Happy Valentine’s Day! Are you still in need of some Valentine gifts? Look no further! You can have these cookies ready to go in about half an hour 🙂
I’ve tried out more chocolate cookie recipes than I can count, and these are some of the best I’ve made in a long time! Baked at a high temperature, these cookies are crisp on the outside and magically rich and fudgy on the inside.
This recipe calls for cold butter — this allows the dough to stay slightly chilled and not spread too much in the oven, without you having to wait an extra hour chilling the dough in the fridge. This means you’ll have to spend a couple extra minutes getting the butter to a whip, but you’ll be saving time overall.
Making these cookies extra large also helps with the texture: it means there will be maximum fudginess on the inside. Bake these just until the outside looks crisp, this is how you will keep the inside soft. Enjoy them while they’re still warm!

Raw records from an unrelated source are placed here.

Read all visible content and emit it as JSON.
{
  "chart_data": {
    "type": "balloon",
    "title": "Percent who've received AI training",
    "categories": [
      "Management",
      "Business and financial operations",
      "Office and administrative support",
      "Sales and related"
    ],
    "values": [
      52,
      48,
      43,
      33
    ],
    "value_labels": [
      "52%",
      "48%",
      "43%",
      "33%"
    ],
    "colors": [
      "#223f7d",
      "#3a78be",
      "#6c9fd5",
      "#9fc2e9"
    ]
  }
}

- 1 cup (2 sticks) butter, cold
- ¾ cup brown sugar, lightly packed
- ½ cup white sugar
- 2 eggs
- 1 teaspoon vanilla
- ½ cup unsweetened cocoa powder
- 2 ¼ cups plus 2 tablespoons all-purpose flour
- 3 tablespoons corn starch
- ¾ teaspoon baking soda
- ½ teaspoon salt
- 1 ½ cups dark chocolate chips
- 1. In the bowl of a standing mixer, begin to whip the butter. Add the sugars and whip for about three minutes, until fully blended and a bit soft. Mix in the eggs and vanilla.

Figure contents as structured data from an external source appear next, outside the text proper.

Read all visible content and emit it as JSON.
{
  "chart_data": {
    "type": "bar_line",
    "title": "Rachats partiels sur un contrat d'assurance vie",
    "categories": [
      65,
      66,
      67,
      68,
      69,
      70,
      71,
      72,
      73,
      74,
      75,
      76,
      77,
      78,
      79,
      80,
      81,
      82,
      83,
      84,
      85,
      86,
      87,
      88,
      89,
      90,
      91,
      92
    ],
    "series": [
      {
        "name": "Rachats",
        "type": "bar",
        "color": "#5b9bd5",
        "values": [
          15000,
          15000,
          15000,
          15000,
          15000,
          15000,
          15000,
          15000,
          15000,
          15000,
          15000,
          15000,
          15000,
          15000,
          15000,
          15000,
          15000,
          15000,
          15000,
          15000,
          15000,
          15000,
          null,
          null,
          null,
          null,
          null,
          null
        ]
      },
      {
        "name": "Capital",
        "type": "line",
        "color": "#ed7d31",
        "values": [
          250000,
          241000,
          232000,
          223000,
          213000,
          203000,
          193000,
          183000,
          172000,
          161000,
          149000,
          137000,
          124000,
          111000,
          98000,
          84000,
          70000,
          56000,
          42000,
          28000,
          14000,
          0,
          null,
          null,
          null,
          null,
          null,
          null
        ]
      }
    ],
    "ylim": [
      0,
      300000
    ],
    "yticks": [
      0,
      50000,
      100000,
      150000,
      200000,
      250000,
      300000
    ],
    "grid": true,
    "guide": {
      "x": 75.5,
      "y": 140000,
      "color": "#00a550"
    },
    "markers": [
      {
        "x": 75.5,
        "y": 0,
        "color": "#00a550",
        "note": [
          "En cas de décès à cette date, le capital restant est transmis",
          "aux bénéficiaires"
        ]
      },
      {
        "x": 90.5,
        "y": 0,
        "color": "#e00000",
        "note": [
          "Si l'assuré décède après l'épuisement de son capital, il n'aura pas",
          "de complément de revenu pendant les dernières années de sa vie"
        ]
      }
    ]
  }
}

- 2. Next, add the cocoa powder, flour, corn starch, baking soda, and salt. Mix until fully combined. Fold in the chocolate chips. Place batter in the fridge for about 15 minutes.
- 3. Preheat the oven to 410F. Divide the dough evenly into 12 cookies. Each cookie should be roughly ¼ cup of batter. Roll into a ball, flatten slightly with the palm of your hand, and bake for 7-10 minutes, or until outside looks crisp and slightly cracked.